Наутро он тщательно умылся в той же бочке, причесал, как мог, растрепанные лохмы и обменял у одного парня свой красный шарф на нарядный, хотя и видавший виды платок.
Но зимняя Даррея, как всегда, куталась в туман, и сырость ползла от реки, а ветер временами становился слишком сильным и холодным для его тонкой куртки. Пока он добирался от Пьяной площади до Тассо, все жалкие попытки хоть как-то привести себя в порядок уничтожил мелкий, противный моросящий дождь.
Разговоры под сводами галереи вокруг гостиного двора были все те же — о железном веке, наступившем так неожиданно, но народу поубавилось — мало любителей шататься по улицам в непогоду. Даже адвоката уже не было.
Она не придет, — почему-то решил Дерек. Он смотрел на мокрую розу ветров, выложенную красной и синей плиткой в самой середине площади — какой луч ведет в нужную сторону? Знать бы.
Руки мерзли, и он грел их дыханием, не решаясь подойти к одной из бочек, где жгли уголь — надо было платить за место, да и прогонят оттуда как бродягу.
Часы отбивали время и убивали день — скоро стемнеет, и уж точно ни о каком портрете речи не будет. Дерек решил, что подождет еще немного и вернется к Ро.
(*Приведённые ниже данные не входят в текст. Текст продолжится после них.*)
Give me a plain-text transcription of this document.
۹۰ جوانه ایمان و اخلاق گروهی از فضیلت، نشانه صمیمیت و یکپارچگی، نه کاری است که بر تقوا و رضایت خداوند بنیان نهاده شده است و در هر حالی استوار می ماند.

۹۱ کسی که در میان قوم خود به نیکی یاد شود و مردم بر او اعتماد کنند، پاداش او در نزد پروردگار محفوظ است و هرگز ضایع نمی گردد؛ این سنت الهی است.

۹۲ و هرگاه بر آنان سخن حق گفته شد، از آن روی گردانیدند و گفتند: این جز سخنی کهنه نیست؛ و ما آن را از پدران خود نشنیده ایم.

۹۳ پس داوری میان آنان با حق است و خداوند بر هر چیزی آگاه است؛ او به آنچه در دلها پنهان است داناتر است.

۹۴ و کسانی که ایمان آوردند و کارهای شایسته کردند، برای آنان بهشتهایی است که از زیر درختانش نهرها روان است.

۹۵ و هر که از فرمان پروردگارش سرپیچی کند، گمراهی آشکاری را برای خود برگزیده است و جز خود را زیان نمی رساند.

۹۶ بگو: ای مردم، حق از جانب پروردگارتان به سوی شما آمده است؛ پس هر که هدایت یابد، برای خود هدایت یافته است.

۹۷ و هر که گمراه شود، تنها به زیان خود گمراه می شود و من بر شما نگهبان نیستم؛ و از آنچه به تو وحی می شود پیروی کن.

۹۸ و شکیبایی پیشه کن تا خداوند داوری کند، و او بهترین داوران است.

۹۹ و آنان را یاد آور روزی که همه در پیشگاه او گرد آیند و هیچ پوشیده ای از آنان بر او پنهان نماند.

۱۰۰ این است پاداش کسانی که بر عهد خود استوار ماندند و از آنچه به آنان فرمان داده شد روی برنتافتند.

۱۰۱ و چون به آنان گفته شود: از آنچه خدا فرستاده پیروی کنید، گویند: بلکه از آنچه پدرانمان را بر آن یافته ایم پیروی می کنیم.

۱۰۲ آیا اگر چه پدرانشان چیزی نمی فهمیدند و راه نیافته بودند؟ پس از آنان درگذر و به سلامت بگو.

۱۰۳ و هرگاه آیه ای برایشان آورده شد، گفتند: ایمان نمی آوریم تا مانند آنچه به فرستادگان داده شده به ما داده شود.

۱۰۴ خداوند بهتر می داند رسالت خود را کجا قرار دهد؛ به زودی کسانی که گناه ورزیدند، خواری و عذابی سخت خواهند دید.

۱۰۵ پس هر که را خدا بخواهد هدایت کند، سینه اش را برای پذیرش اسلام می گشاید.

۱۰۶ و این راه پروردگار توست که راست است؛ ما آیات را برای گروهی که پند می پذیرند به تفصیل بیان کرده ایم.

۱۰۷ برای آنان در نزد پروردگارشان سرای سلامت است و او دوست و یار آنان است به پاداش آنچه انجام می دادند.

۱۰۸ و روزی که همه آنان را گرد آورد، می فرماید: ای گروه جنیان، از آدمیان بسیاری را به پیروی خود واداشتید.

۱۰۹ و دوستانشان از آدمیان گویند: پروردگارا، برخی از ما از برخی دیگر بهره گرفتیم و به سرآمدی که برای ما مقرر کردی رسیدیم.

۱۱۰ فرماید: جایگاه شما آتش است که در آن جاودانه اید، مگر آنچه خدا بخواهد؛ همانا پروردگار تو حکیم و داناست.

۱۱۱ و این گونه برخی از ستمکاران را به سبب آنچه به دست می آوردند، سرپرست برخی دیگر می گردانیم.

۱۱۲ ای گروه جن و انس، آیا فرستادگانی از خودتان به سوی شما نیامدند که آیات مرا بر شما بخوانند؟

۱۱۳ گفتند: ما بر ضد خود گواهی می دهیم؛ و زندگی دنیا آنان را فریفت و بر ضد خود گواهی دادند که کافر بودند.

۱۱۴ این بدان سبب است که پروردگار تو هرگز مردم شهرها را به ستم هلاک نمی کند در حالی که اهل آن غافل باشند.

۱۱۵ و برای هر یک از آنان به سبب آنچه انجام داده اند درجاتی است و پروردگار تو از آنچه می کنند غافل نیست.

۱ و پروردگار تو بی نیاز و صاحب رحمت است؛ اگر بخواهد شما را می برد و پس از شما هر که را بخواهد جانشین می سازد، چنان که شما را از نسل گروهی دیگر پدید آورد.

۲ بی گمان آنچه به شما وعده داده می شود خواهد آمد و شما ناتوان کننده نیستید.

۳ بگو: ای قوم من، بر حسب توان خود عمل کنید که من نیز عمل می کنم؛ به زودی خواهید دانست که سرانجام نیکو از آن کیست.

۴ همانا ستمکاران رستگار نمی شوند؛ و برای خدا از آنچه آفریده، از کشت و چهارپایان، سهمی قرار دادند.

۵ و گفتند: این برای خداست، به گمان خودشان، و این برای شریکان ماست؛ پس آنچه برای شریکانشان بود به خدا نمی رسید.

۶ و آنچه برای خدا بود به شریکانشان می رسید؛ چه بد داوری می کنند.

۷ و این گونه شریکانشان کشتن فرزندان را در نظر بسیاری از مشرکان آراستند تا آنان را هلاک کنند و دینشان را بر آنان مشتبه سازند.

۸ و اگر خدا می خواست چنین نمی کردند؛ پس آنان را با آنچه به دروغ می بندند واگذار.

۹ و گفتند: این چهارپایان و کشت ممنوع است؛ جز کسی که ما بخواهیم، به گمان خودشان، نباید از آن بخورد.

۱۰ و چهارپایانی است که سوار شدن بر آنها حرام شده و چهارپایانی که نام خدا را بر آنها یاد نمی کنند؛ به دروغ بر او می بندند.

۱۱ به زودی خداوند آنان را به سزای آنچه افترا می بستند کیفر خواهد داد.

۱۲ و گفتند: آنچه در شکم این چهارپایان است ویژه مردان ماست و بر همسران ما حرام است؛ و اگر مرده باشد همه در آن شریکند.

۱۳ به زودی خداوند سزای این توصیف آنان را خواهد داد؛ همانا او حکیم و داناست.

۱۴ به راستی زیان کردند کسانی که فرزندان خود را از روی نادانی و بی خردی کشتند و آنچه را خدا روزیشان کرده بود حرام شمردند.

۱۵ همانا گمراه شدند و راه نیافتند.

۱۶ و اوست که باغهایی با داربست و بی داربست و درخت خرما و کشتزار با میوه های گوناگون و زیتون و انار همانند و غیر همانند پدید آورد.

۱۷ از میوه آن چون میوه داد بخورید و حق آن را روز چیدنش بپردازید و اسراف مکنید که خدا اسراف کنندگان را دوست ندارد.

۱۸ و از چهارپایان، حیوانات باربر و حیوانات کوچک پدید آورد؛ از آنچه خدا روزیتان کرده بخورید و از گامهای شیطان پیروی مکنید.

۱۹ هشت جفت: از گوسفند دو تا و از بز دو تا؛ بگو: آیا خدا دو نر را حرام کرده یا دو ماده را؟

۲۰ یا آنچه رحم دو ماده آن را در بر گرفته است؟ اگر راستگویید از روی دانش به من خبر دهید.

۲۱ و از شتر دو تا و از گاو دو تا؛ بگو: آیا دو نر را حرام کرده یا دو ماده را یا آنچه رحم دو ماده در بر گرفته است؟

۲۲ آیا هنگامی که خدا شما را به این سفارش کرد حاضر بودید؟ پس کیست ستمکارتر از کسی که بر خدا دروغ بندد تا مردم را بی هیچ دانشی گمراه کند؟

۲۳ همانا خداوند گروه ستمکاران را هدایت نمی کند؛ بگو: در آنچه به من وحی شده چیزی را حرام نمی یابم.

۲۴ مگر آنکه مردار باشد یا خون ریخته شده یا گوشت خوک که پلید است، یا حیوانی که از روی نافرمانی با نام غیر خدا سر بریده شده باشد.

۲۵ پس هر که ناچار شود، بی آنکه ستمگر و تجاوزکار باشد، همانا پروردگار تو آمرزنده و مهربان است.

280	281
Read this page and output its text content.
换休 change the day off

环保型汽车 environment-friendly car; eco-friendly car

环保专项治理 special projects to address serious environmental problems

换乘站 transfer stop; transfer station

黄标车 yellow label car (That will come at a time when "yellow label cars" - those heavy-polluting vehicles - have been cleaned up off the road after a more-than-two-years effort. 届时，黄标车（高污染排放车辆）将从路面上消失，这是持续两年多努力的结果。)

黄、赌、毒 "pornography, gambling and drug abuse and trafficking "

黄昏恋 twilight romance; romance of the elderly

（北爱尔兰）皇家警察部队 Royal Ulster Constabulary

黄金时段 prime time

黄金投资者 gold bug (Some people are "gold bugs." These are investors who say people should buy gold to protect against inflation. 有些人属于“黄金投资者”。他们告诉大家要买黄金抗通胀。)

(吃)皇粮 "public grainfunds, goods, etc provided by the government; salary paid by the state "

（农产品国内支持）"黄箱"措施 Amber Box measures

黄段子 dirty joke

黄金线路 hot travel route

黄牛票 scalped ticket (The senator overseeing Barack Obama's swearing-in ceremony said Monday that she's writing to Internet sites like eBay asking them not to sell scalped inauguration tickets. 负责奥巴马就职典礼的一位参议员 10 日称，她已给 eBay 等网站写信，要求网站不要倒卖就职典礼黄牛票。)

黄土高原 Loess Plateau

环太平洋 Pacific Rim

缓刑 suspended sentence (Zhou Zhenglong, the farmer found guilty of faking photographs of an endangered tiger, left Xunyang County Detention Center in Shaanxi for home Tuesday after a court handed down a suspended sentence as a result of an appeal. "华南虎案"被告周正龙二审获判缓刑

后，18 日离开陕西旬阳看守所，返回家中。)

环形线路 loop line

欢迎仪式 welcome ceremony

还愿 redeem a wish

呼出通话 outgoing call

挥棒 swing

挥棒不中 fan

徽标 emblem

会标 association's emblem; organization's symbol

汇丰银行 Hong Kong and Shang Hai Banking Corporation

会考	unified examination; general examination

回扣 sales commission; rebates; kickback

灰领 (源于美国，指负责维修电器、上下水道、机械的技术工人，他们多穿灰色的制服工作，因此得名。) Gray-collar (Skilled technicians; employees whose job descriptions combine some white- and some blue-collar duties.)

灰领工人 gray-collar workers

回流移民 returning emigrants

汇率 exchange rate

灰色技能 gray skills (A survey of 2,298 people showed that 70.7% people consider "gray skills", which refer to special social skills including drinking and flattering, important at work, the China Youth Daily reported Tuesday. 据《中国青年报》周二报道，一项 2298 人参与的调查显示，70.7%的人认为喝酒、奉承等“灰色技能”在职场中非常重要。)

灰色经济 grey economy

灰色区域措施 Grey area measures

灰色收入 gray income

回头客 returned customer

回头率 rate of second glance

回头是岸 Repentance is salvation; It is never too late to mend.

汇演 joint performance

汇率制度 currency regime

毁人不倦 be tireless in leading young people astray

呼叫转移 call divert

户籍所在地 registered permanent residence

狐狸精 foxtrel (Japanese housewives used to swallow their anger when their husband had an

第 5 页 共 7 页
Что ж, возможно, он родился на свет, чтобы стать примером всем несчастливцам!
— Эй, ты! — крикнул кто-то со стороны площади, наверняка — приятелю. Дерек поежился, спрятал ладони под мышки и побрел прочь.
— Эй, слышишь? Художник! Тебе говорю, стой!
Через площадь к нему быстро шагал человек в темном плотном плаще, высокой шляпе и при шпаге, и Дерек напрягся, готовый бежать. Но человек улыбался дружелюбно, махнул рукой.
— Ну и куда ты побежал! Я от госпожи. Ты же вчера тут портреты рисовал?
Дерек кивнул осторожно, но все-таки старался держаться от типа с плаще подальше, на всякий случай прикинул — бежать вон в тот переулок, а там направо — затеряется!
— Так вот, мне велено проводить тебя к ней в дом. Она желает портрет, но не желает мерзнуть. Ну? Коли согласен, пошли!
Дерек пощупал свернутые листы бумаги за пазухой — сухие ли? Наверное, госпожа не поскупится на свечи и поленья в камине… Ему представилась красивая комната, залитая мягким светом свечей, дорогие ковры и ткани, какая-нибудь мелкая комнатная собачонка на подушке, и сама хозяйка в роскошном туалете. И монеты, что он получит за работу.
Тип в плаще смотрел нахально и самоуверенно, отчего неприятно укололо под ребра — вот ведь сукин сын, знает, что Дерек согласится. Но голодному художнике перебирать заказы не пристало, и решительным шагом он направился под дождь, стараясь не потерять из виду провожатого.
* * *
Никакой светлой и красивой комнаты не было — Дерек сидел на самой обычной кухне большого дома на Срединной улице, что в Бронзовом кольце, сидел в углу на скамье и ел теплый суп, стараясь не сильно стучать ложкой. Капусты в супе было многовато — вряд ли его подавали хозяевам, но и за такое угощение стоило поблагодарить госпожу.
Медная посуда на крюках отражала огонь большого очага, на малом огне жаровни томился суп для слуг, и пахло дымным теплом, варевом, отдавало мясным душком — кухарка резала, обмазывала перцем и солью куски говядины с рынка и отдавала своей помощнице жарить на решетке. Дерек рассматривал аккуратно разложенные ножи для мяса, рыбы и овощей, тесаки и разделочные доски, противни и сковороды — все почти такое же, как на кухне их дома в Саттории, только места и посуды гораздо больше, да и матушка на кухне управлялась сама — и с хлебом, и с супом, и с жарким по праздничным дням…
— Слышал про монстра из подземелий? — кухарка обернулась к Дереку, вытирая руки о передник. — Который людей перекусывает пополам? — она, видимо, давно ни с кем новым не болтала — и язык ей почесать хотелось сильно. Она расправилась с мясом и принялась за картошку и морковь, а меж делом рассказывала о чудище из катакомб, которое намедни уволокло какого-то зазевавшегося беднягу, да так и съело целиком, с костями — и не подавилось.
— Не знаю, — Дерек пожал плечами. Облизывать миску он не стал, просто аккуратно вымакал остатки хлебом. Тепло и еда до одурения расслабляли, и он готов был заснуть прямо тут, прислонившись к закопченной стене, под веселую трескотню кухарки и сверчков, но в кухню в этот момент заглянул человек, что привел его — уже без плаща и шляпы, в строгой темной одежде.